Things were different when we first met. Life seemed perfect, then. Lighthearted and blissful. I couldn’t keep a smile off my lips. My course load hadn’t lightened, my post-collegiate future remained just as uncertain as before, but the world seemed good and I believed it was. I’d never felt so attached, so connected, so reliant – it was our honeymoon stage. I had no complaints. Our relationship felt so complete and untainted – anything was possible.

Over the past year, our bond seemed to only grow stronger. Nearly inseparable, we spent hours together every day. We worked on papers together, searched for jobs together, watched DVDs together, only separating when I had to go to class and even then, I sometimes couldn’t stand to go alone.

I allowed myself to dive into our relationship without looking back. I trusted in what we had like a fool with her head in the clouds and her heart on her sleeve. I believed nothing could ruin this.

So, I didn’t think to back anything up – even when my warranty ran out.

Looking back now, it’s obvious that I shouldn’t have been so naive. I had been through it all before. But in my ethereal ecstasy, I foolishly forgot about past tears and frustrations. With every inch of my being, I firmly believed this one would last. Our relationship, safeguarded by Norton Antivirus protection and icrosoft Updates, seemed foolproof. I just didn’t think that a virus could ever come between us.

But then the trouble began. I should have paid more attention to the warning signs. There were a few shaky start-ups that I so artfully ignored. Cryptic messages appeared every now and then but I crossed my fingers and disregarded their cautioning. Turning a blind eye to every red flag, I assumed the problem would iron itself out. All of my friends seemed so happy in their relationships, carefree and satisfied, and I found myself too embarrassed to ask for advice. I didn’t want to admit that things weren’t running as smoothly for me.

And then one day, everything froze.

Composed at first, I held down the power button and tried to simply restart. Nothing. Concerned but still rational, I tried the ever-reliable Control-Alt-Delete. Again, nothing.

My body began to tingle and my pulse quickened. In seconds, I became frantic, shaking the mouse, tapping any key, thrashing through my desk drawers, hunting for the user’s manual. Angry and worried, inundated with emotion, curses flew as tears fell. I tried desperately to restore communication between the two of us, but even a Safe Mode start-up didn’t solve anything.

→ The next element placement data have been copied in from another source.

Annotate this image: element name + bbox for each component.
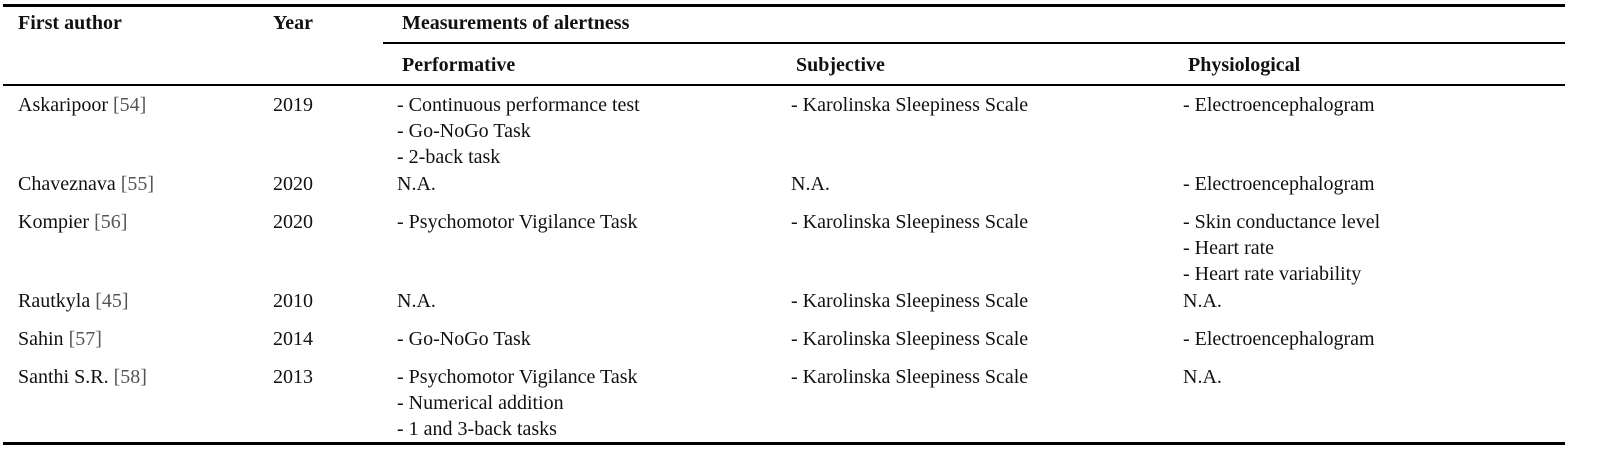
performative-item: - Continuous performance test <box>397 94 640 116</box>
author-cell <box>18 209 127 235</box>
author-name: Sahin <box>18 328 69 350</box>
physiological-cell <box>1183 364 1222 390</box>
author-name: Santhi S.R. <box>18 366 114 388</box>
physiological-item: - Skin conductance level <box>1183 211 1381 233</box>
subjective-cell <box>791 92 1028 118</box>
top-rule <box>3 4 1565 7</box>
performative-cell <box>397 288 436 314</box>
subjective-item: - Karolinska Sleepiness Scale <box>791 211 1029 233</box>
performative-item: - Go-NoGo Task <box>397 120 531 142</box>
performative-item: - Psychomotor Vigilance Task <box>397 211 638 233</box>
measurements-subrule <box>383 42 1565 44</box>
physiological-cell <box>1183 209 1380 287</box>
performative-item: N.A. <box>397 173 436 195</box>
author-cell <box>18 171 154 197</box>
physiological-item: - Heart rate <box>1183 237 1275 259</box>
citation-link[interactable]: [54] <box>112 94 147 116</box>
physiological-item: - Electroencephalogram <box>1183 94 1375 116</box>
subjective-item: - Karolinska Sleepiness Scale <box>791 94 1029 116</box>
performative-item: - 2-back task <box>397 146 501 168</box>
author-cell <box>18 326 102 352</box>
year-cell: 2013 <box>273 366 313 388</box>
author-name: Rautkyla <box>18 290 96 312</box>
subjective-item: - Karolinska Sleepiness Scale <box>791 366 1029 388</box>
performative-cell <box>397 171 436 197</box>
author-cell <box>18 92 146 118</box>
citation-link[interactable]: [55] <box>120 173 155 195</box>
performative-cell <box>397 364 638 442</box>
performative-cell <box>397 209 638 235</box>
year-cell: 2014 <box>273 328 313 350</box>
subjective-item: N.A. <box>791 173 830 195</box>
header-bottom-rule <box>3 84 1565 86</box>
year-cell: 2010 <box>273 290 313 312</box>
citation-link[interactable]: [56] <box>94 211 128 233</box>
physiological-cell <box>1183 92 1375 118</box>
physiological-item: N.A. <box>1183 290 1222 312</box>
citation-link[interactable]: [45] <box>95 290 129 312</box>
physiological-item: - Electroencephalogram <box>1183 328 1375 350</box>
author-name: Kompier <box>18 211 95 233</box>
subjective-cell <box>791 209 1028 235</box>
author-name: Chaveznava <box>18 173 121 195</box>
physiological-cell <box>1183 288 1222 314</box>
header-physiological: Physiological <box>1188 54 1301 76</box>
subjective-cell <box>791 364 1028 390</box>
physiological-item: - Electroencephalogram <box>1183 173 1375 195</box>
performative-cell <box>397 326 531 352</box>
citation-link[interactable]: [58] <box>113 366 147 388</box>
physiological-item: - Heart rate variability <box>1183 263 1362 285</box>
performative-item: - Go-NoGo Task <box>397 328 531 350</box>
performative-item: N.A. <box>397 290 436 312</box>
subjective-cell <box>791 288 1028 314</box>
citation-link[interactable]: [57] <box>68 328 102 350</box>
year-cell: 2020 <box>273 173 313 195</box>
subjective-item: - Karolinska Sleepiness Scale <box>791 328 1029 350</box>
performative-item: - Numerical addition <box>397 392 564 414</box>
performative-item: - Psychomotor Vigilance Task <box>397 366 638 388</box>
performative-item: - 1 and 3-back tasks <box>397 418 557 440</box>
author-cell <box>18 288 129 314</box>
physiological-cell <box>1183 171 1375 197</box>
author-name: Askaripoor <box>18 94 113 116</box>
physiological-item: N.A. <box>1183 366 1222 388</box>
header-year: Year <box>273 12 313 34</box>
header-performative: Performative <box>402 54 516 76</box>
header-subjective: Subjective <box>796 54 885 76</box>
physiological-cell <box>1183 326 1375 352</box>
bottom-rule <box>3 442 1565 445</box>
subjective-cell <box>791 326 1028 352</box>
subjective-item: - Karolinska Sleepiness Scale <box>791 290 1029 312</box>
header-measurements: Measurements of alertness <box>402 12 630 34</box>
year-cell: 2019 <box>273 94 313 116</box>
performative-cell <box>397 92 640 170</box>
header-first-author: First author <box>18 12 122 34</box>
year-cell: 2020 <box>273 211 313 233</box>
subjective-cell <box>791 171 830 197</box>
author-cell <box>18 364 147 390</box>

I didn’t want to sever the ties so quickly. In denial, I clung to the nothingness of our relationship for a few days. iserable, I couldn’t go about my daily activities. My schoolwork was suffering, as unfinished papers and essays were out of reach, adrift on an inaccessible hard drive. I lost touch with other friends, cut off from my email and AOL account.

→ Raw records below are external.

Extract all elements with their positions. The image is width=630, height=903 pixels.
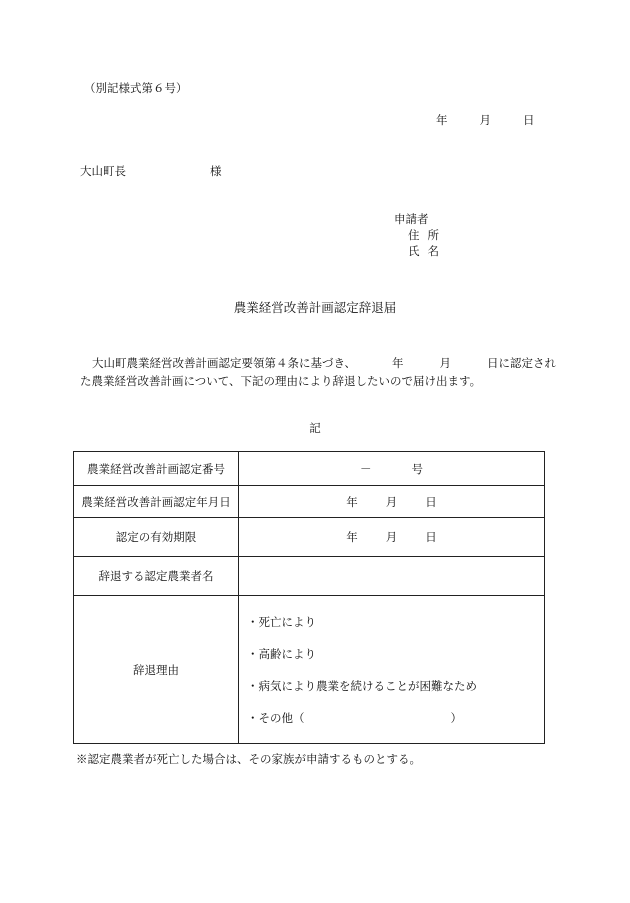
expiry-label: 認定の有効期限 xyxy=(74,518,239,557)
addressee-name: 大山町長 xyxy=(80,164,126,178)
withdrawal-reason-label: 辞退理由 xyxy=(74,596,239,744)
certification-date-day: 日 xyxy=(425,494,437,509)
certification-number-value xyxy=(239,452,545,486)
document-title: 農業経営改善計画認定辞退届 xyxy=(233,300,397,315)
withdrawal-reason-list xyxy=(239,596,545,744)
table-row xyxy=(74,486,545,518)
certification-date-month: 月 xyxy=(385,494,398,509)
certification-date-year: 年 xyxy=(346,494,358,509)
addressee xyxy=(80,163,222,179)
withdrawing-farmer-value xyxy=(239,557,545,596)
body-part2: 日に認定された農業経営改善計画について、下記の理由により辞退したいので届け出ます。 xyxy=(80,356,557,388)
applicant-address-label: 住所 xyxy=(408,228,447,242)
applicant-label: 申請者 xyxy=(394,212,429,226)
body-year: 年 xyxy=(392,356,404,370)
table-row xyxy=(74,452,545,486)
applicant-name-label: 氏名 xyxy=(408,244,447,258)
withdrawing-farmer-label: 辞退する認定農業者名 xyxy=(74,557,239,596)
date-year: 年 xyxy=(436,113,448,127)
body-paragraph xyxy=(80,354,558,390)
table-row xyxy=(74,557,545,596)
reason-other-label: ・その他（ xyxy=(247,710,305,725)
certification-date-value xyxy=(239,486,545,518)
expiry-year: 年 xyxy=(346,530,358,544)
ki-heading: 記 xyxy=(309,421,321,435)
date-day: 日 xyxy=(523,113,535,127)
reason-other xyxy=(247,702,544,734)
date-month: 月 xyxy=(479,113,491,127)
expiry-day: 日 xyxy=(425,530,437,544)
expiry-month: 月 xyxy=(385,530,398,544)
reason-age: ・高齢により xyxy=(247,646,316,661)
body-month: 月 xyxy=(439,356,452,370)
form-number: （別記様式第６号） xyxy=(84,81,188,95)
reason-illness: ・病気により農業を続けることが困難なため xyxy=(247,678,477,693)
info-table xyxy=(73,451,545,744)
reason-other-close: ） xyxy=(450,710,462,725)
footnote: ※認定農業者が死亡した場合は、その家族が申請するものとする。 xyxy=(76,752,421,766)
certification-date-label: 農業経営改善計画認定年月日 xyxy=(74,486,239,518)
certification-number-go: 号 xyxy=(411,461,423,476)
table-row xyxy=(74,518,545,557)
expiry-value xyxy=(239,518,545,557)
certification-number-dash: － xyxy=(360,461,372,476)
table-row xyxy=(74,596,545,744)
reason-death: ・死亡により xyxy=(247,614,316,629)
date-line xyxy=(436,112,535,128)
addressee-honorific: 様 xyxy=(210,164,222,178)
body-part1: 大山町農業経営改善計画認定要領第４条に基づき、 xyxy=(92,356,357,370)
certification-number-label: 農業経営改善計画認定番号 xyxy=(74,452,239,486)
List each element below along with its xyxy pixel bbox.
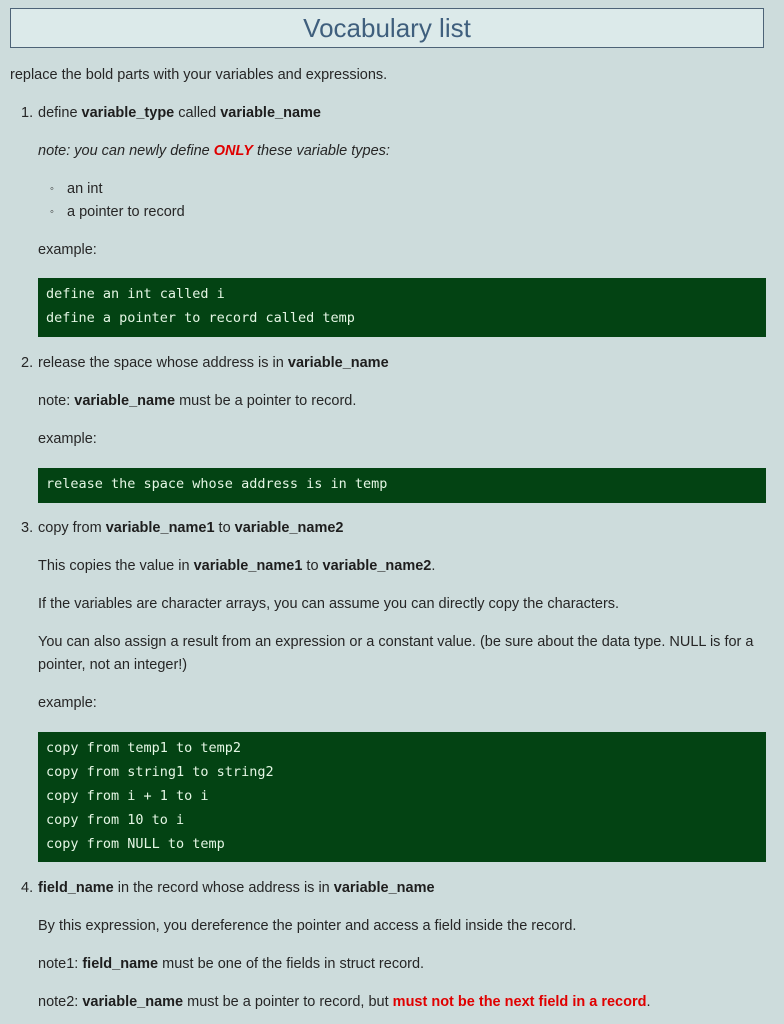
example-label: example: [38,695,97,711]
code-line: copy from string1 to string2 [46,764,274,780]
code-line: copy from i + 1 to i [46,788,209,804]
item-number: 2. [21,355,34,371]
item-heading: copy from variable_name1 to variable_name2 [38,520,344,536]
paragraph: You can also assign a result from an expression or a constant value. (be sure about the data type. NULL is for a pointer, not an integer!) [38,634,754,673]
code-line: copy from temp1 to temp2 [46,740,242,756]
page-title: Vocabulary list [303,12,471,43]
item-note: note2: variable_name must be a pointer to record, but must not be the next field in a record. [38,994,651,1010]
paragraph: This copies the value in variable_name1 to variable_name2. [38,558,436,574]
item-note: note: you can newly define ONLY these variable types: [38,143,390,159]
item-note: note: variable_name must be a pointer to record. [38,393,357,409]
item-note: note1: field_name must be one of the fields in struct record. [38,956,425,972]
code-block [38,278,766,337]
item-heading: field_name in the record whose address is in variable_name [38,880,435,896]
code-line: copy from NULL to temp [46,836,225,852]
bullet-icon: ◦ [50,206,54,218]
code-line: copy from 10 to i [46,812,185,828]
example-label: example: [38,242,97,258]
title-banner [10,8,764,48]
item-number: 4. [21,880,34,896]
item-heading: define variable_type called variable_name [38,105,321,121]
code-block [38,468,766,503]
paragraph: By this expression, you dereference the pointer and access a field inside the record. [38,918,577,934]
paragraph: If the variables are character arrays, you can assume you can directly copy the characters. [38,596,620,612]
list-item: an int [67,181,103,197]
code-line: define a pointer to record called temp [46,310,355,326]
code-line: release the space whose address is in temp [46,476,388,492]
bullet-icon: ◦ [50,183,54,195]
list-item: a pointer to record [67,204,185,220]
code-block [38,732,766,862]
item-number: 1. [21,105,34,121]
intro-text: replace the bold parts with your variables and expressions. [10,67,388,83]
item-heading: release the space whose address is in variable_name [38,355,389,371]
code-line: define an int called i [46,286,225,302]
item-number: 3. [21,520,34,536]
example-label: example: [38,431,97,447]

My roommates offered to let me use their computers and I made my way to the library’s lab periodically. But, My Documents were gone and their Favorites weren’t mine and I missed my screensaver.

Cheeks stained with tears, I managed to compose myself and decided to make the call.

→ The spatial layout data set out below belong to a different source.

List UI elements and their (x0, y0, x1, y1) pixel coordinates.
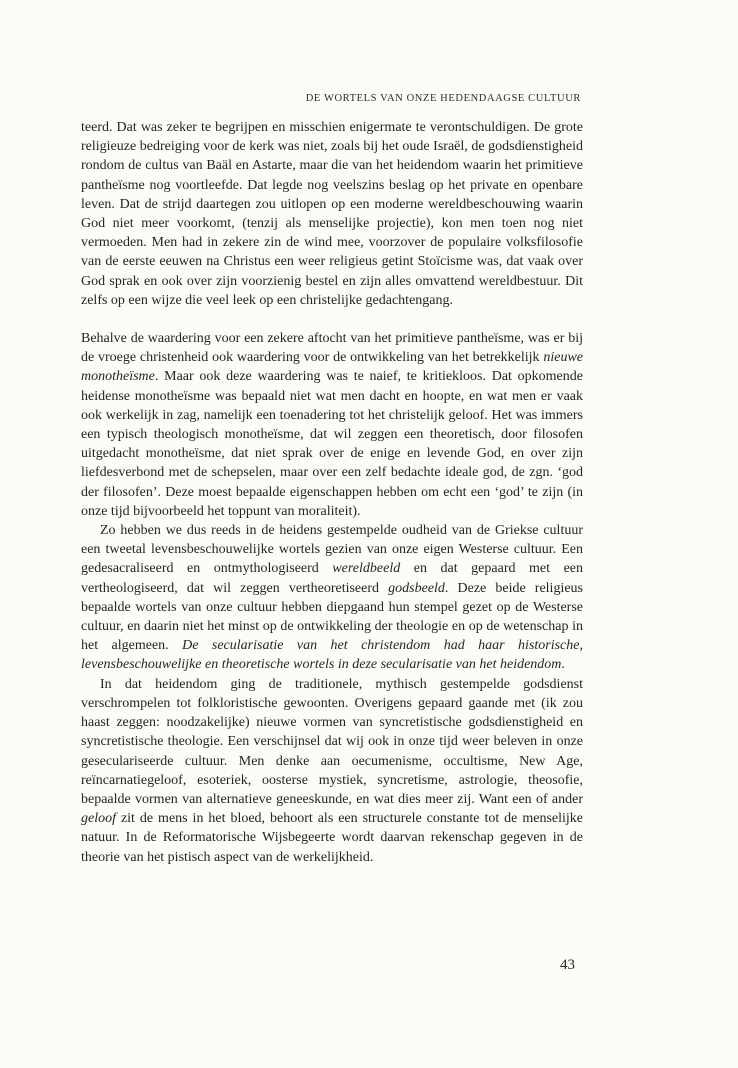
text-run: Zo hebben we dus reeds in de heidens gestempelde oudheid van de Griekse cultuur een tweetal levensbeschouwelijke wortels gezien van onze eigen Westerse cultuur. Een gedesacraliseerd en ontmythologiseerd (81, 523, 583, 577)
text-run: zit de mens in het bloed, behoort als een structurele constante tot de menselijke natuur. In de Reformatorische Wijsbegeerte wordt daarvan rekenschap gegeven in de theorie van het pistisch aspect van de werkelijkheid. (81, 811, 583, 865)
paragraph-1 (81, 118, 583, 310)
paragraph-4 (81, 675, 583, 867)
text-run: In dat heidendom ging de traditionele, mythisch gestempelde godsdienst verschrompelen tot folkloristische gewoonten. Overigens gepaard gaande met (ik zou haast zeggen: noodzakelijke) nieuwe vormen van syncretistische godsdienstigheid en syncretistische theologie. Een verschijnsel dat wij ook in onze tijd weer beleven in onze geseculariseerde cultuur. Men denke aan oecumenisme, occultisme, New Age, reïncarnatiegeloof, esoteriek, oosterse mystiek, syncretisme, astrologie, theosofie, bepaalde vormen van alternatieve geneeskunde, en wat dies meer zij. Want een of ander (81, 676, 583, 807)
running-header: DE WORTELS VAN ONZE HEDENDAAGSE CULTUUR (305, 93, 581, 104)
paragraph-3 (81, 521, 583, 675)
text-run: . (561, 657, 565, 673)
italic-emphasis: godsbeeld (388, 580, 445, 596)
italic-emphasis: nieuwe monotheïsme (81, 350, 583, 385)
text-run: teerd. Dat was zeker te begrijpen en misschien enigermate te verontschuldigen. De grote religieuze bedreiging voor de kerk was niet, zoals bij het oude Israël, de godsdienstigheid rondom de cultus van Baäl en Astarte, maar die van het heidendom waarin het primitieve pantheïsme nog voortleefde. Dat legde nog veelszins beslag op het private en openbare leven. Dat de strijd daartegen zou uitlopen op een moderne wereldbeschouwing waarin God niet meer voorkomt, (tenzij als menselijke projectie), kon men toen nog niet vermoeden. Men had in zekere zin de wind mee, voorzover de populaire volksfilosofie van de eerste eeuwen na Christus een weer religieus getint Stoïcisme was, dat vaak over God sprak en ook over zijn voorzienig bestel en zijn alles omvattend wereldbestuur. Dit zelfs op een wijze die veel leek op een christelijke gedachtengang. (81, 120, 583, 308)
body-text (81, 118, 583, 867)
italic-emphasis: De secularisatie van het christendom had haar historische, levensbeschouwelijke en theoretische wortels in deze secularisatie van het heidendom (81, 638, 583, 673)
text-run: en dat gepaard met een vertheologiseerd, dat wil zeggen vertheoretiseerd (81, 561, 583, 596)
page-number: 43 (560, 957, 575, 973)
italic-emphasis: geloof (81, 811, 116, 827)
text-run: Behalve de waardering voor een zekere aftocht van het primitieve pantheïsme, was er bij de vroege christenheid ook waardering voor de ontwikkeling van het betrekkelijk (81, 331, 583, 366)
text-run: . Maar ook deze waardering was te naief, te kritiekloos. Dat opkomende heidense monotheïsme was bepaald niet wat men dacht en hoopte, en wat men er vaak ook werkelijk in zag, namelijk een toenadering tot het christelijk geloof. Het was immers een typisch theologisch monotheïsme, dat wil zeggen een theoretisch, door filosofen uitgedacht monotheïsme, dat niet sprak over de enige en levende God, en over zijn liefdesverbond met de schepselen, maar over een zelf bedachte ideale god, de zgn. ‘god der filosofen’. Deze moest bepaalde eigenschappen hebben om echt een ‘god’ te zijn (in onze tijd bijvoorbeeld het toppunt van moraliteit). (81, 369, 583, 519)
text-run: . Deze beide religieus bepaalde wortels van onze cultuur hebben diepgaand hun stempel gezet op de Westerse cultuur, en daarin niet het minst op de ontwikkeling der theologie en op de wetenschap in het algemeen. (81, 580, 583, 654)
italic-emphasis: wereldbeeld (332, 561, 401, 577)
paragraph-2 (81, 329, 583, 521)
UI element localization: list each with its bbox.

With the help of a very understanding customer service technician named Christa, I made the proper arrangements for a Quick Restore (which would essentially wipe out everything except a task bar, leaving me lonely but virus-free), explained that it wasn’t the computer, it was me, and it was over.

Everything was gone.

My friends say I made the right decision. It had to be done – I wouldn’t have been happy in such a one-sided relationship. I blamed myself for awhile, wondering where I went wrong. But now, I’ve begun to move on, reinstalling various programs and building new connections. It’s not the same – pictures are gone, music is lost, and papers have vanished – but I can honestly say that I have grown as a person.

Learning one of life’s most valuable lessons, I know that in the future I will be nothing short of anal retentive when it comes to backing up my work.

Some say, it’s better to have loved and lost. I say, it’s better to invest in a memory stick.